Il periodo peggiore, infatti, è quello freddo perché spiega l’ambientalista, i valori del pm10 crescono per tre fattori: “il traffico, le industrie e gli impianti delle case riscaldate con combustibile. Tra le province del Lazio la preoccupazione maggiore cade sul frusinate e sulla valle del Sacco dove da inizio 2021 ha visto Frosinone sforare per 37 giornate i valori di soglia, 43 Ceccano 35 Cassino. Gli sforamenti spesso non sono di poco conto ma addirittura del doppio.

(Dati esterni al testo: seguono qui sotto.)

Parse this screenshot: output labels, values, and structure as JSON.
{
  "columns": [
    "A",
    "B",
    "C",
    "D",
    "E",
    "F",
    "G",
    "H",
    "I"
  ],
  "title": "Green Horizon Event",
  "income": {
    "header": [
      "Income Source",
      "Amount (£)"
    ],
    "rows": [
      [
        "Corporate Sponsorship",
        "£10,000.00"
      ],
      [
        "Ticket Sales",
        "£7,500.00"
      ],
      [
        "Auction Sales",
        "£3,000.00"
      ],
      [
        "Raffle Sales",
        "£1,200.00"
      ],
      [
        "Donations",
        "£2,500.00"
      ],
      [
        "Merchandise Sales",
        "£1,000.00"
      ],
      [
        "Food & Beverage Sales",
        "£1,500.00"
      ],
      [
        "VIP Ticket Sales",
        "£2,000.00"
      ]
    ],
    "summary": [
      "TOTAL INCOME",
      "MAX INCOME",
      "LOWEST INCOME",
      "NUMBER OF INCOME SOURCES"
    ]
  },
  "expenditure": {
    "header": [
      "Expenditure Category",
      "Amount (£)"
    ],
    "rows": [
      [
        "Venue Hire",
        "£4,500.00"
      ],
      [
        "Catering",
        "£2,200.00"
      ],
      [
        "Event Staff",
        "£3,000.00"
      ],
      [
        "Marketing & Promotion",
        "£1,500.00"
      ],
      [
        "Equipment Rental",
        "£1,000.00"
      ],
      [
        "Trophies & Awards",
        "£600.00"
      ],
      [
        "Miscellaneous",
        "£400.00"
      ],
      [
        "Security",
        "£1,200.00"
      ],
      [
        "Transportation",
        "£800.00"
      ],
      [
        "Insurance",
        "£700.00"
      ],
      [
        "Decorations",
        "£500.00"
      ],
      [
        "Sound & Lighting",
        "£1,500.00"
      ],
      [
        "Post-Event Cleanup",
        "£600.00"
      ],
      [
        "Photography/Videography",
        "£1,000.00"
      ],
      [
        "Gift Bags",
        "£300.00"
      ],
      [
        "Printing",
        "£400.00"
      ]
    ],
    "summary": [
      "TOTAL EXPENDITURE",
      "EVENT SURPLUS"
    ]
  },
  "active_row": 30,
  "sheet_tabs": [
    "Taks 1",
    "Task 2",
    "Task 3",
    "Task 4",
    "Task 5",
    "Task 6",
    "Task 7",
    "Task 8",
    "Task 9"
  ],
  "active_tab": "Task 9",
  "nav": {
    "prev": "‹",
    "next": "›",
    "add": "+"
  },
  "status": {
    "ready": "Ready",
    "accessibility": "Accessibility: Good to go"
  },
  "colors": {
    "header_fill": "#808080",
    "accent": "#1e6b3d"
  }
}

Nel 2020 ci sono stati 87 sforamenti a Ceccano, 77 a Frosinone, 62 a Cassino e 43 a Ferentino“. Dati che si spiegano anche in questo caso con traffico, industrie e riscaldamento, ma anche con una “conformazione del territorio che non si presta ad essere spazzato dal vento”.

Scacchi non dimentica la presenza sul territorio laziale della principale fonte di Co2 in Italia, “la centrale termoelettrica a carbone di Torrevaldaliga a Civitavecchia dalla cui ciminiera si sprigionano milioni di tonnellate di anidrite carbonica nell’atmosfera. Nel 2018, ultimo dato disponibile, vennero sprigionati 8,1 milioni di tonnellate. E’ la principale fonte di inquinamento in Italia, la 14esima in Europa” che da pero’ un contributo all’inquinamento globale ma non locale dato che le ricadute al suolo nella zona sembrano essere minime. Ma l’aria nel Lazio non e’ ammalata solamente di polveri sottili. Preoccupa anche la fotografia scattata dal satellite Copernicus per Esa, l’Agenzia spaziale europea. Il satellite, infatti, scatta immagini in cui si evidenziano le concentrazioni di biossido di azoto che “e’ un gas dal colore rossastro, e che irrita l’apparato respiratorio e che, a differenza delle polveri sottili, la situazione peggiora d’estate per via del caldo“. E’ prodotto dalle combustioni dei motori diesel e tra le sue caratteristiche fisiche ha quella di essere piu’ pesante dell’aria; per questo, si posiziona nella troposfera, il livello piu’ basso dell’atmosfera dove respirano gli esseri umani.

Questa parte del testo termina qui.